In the locker room after the Ravens' 24-16 loss to the New York Jets, wide receiver Breshad Perriman sat in front of his locker for a long while with the hood of his sweatshirt drawn low over his face. Wide receiver Mike Wallace sat close, speaking gently in his ear.
Perriman was the intended target on both of quarterback Joe Flacco's interceptions.
Had Perriman run a crisper route on the first, maybe Jets cornerback Buster Skrine wouldn't have undercut it. Had he reached out to tip a pass that floated over his head, maybe Jets safety Marcus Gilchrist wouldn't have picked it off.
Who knows? Maybe not. But those questions bothered Perriman.
"I think about it a lot when I go back and look at the film," Perriman said Tuesday.
Finally, Perriman doesn't have to answer questions about his health because there aren't any. Now, the microscope is on his on-field performances. And after a sluggish start to his sophomore season, the Ravens and the 2015 first-round pick know he needs to pick up the pace.
"He is very determined; he really wants to be good. He and I talk a lot; we talked today," Head Coach John Harbaugh said Monday.
"I told him, 'I just am impatient. You have all this talent, and there is a lot to learn, but I just want to speed the curve up.' Obviously, he said that he could not agree more.
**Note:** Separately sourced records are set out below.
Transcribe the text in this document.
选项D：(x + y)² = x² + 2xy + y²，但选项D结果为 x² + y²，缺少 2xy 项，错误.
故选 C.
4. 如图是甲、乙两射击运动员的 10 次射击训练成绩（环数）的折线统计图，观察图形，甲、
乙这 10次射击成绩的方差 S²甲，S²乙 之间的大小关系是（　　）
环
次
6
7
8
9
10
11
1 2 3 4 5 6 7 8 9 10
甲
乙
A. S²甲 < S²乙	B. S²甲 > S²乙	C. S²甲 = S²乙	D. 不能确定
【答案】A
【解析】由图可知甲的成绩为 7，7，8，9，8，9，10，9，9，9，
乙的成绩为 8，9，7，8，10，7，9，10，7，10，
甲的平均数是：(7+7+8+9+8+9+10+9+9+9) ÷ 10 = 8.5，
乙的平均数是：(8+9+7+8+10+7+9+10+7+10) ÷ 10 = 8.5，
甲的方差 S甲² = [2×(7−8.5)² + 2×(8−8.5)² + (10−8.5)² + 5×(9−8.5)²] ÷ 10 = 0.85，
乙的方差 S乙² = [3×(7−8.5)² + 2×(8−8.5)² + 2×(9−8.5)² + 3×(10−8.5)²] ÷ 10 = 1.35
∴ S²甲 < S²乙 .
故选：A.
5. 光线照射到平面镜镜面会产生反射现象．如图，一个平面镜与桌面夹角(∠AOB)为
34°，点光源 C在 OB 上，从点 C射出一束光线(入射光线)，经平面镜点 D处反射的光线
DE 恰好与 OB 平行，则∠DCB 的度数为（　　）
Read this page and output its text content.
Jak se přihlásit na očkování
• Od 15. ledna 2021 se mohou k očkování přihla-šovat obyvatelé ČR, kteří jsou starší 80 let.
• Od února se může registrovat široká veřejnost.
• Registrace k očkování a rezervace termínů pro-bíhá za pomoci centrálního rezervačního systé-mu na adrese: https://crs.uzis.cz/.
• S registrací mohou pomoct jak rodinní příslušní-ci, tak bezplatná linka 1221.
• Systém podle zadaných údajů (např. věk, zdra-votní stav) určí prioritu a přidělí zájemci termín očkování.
We just have to keep chasing it. It is going to happen, and let's try to make it happen sooner rather than later."
Wallace has been the Ravens' chief big-play threat so far this season with 35 catches for 490 yards and three touchdowns. But the Ravens' passing offense would be so much more dangerous if Perriman joined in more on the action.
Perriman has just 14 catches for 183 yards and no touchdowns this year. He had one grab for 11 yards against the Jets.
Perriman made a good first impression with a leaping 35-yard catch against the Buffalo Bills in Week 1, but his biggest (non) play of the year was a 23-yard game-winning touchdown catch against the Washington Redskins in Week 5 that was reversed after official review. Perriman's second foot landed just inches out of bounds.
"It's just basically making the plays that come to me," Perriman said. "Earlier in the year, I had a couple drops that I want back. Other than that, it's working on the little things. I feel like I can get better in every single area of my game, and that's what I work to do every day."
While Perriman is technically a sophomore, he's really more like a rookie in terms of on-field experience. His first season never got off the ground because of a training camp knee injury that he re-aggravated and eventually sent him to injured reserve.
Then another knee injury suffered this summer wiped out all of training camp and nearly the entire preseason. His first NFL game was the preseason finale against the New Orleans Saints on Sept. 1, and he now has just seven regular-season games under his belt.
But Perriman isn't giving himself a pass for being inexperienced.
"I don't really think like that," he said. "I expect the most and best out of myself more than anybody else. And I know what I'm capable of."
As Wide Receivers Coach Bobby Engram said, Perriman has a good foundation to work from because he still benefited from a lot of time in the classroom and on the sidelines during practice to become comfortable with Baltimore's offense. Now he just needs to work on his craft.
"He is starting to understand how to really run routes," Engram said. "He's getting good at working his releases. If he can do that on a consistent basis, it is going to help him."
If Perriman can get off the line of scrimmage better, beat press coverage quicker, then he can really open up and run. That's his strength. There aren't many (or any) defensive backs that can go stride-for-stride with a wide receiver who ran the 40-yard dash in 4.21 seconds.
But if Perriman is constantly caught on the line of scrimmage or doesn't run good enough routes to make defensive backs fear him beating them underneath, it diminishes the power of his vertical speed.
"The more we can work those releases and get him running, the more we'll have those opportunities to catch those big passes down the field," Engram said. "With Breshad, it's continuing to work break transitions and just fundamental football."
When it comes to the mental side of the game, Engram said Perriman is "mentally strong" in his second year. He's matured since his rookie year, when he admitted to being virtually depressed and not returning his parents' phone calls.
"I think all good players beat themselves up pretty good when they make mistakes, but I don't see any carry over or any lingering in terms of his work in the classroom," Engram said. "He's just a different personality."
There have been bumps along the way so far, as Sunday's loss at MetLife Stadium showed, but Perriman still could be a big part of turning Baltimore's offense around in the second half of the season.
"It definitely tests your patience," he said. "But I've got to stay prayed up and stay the course, and I know it's going to come."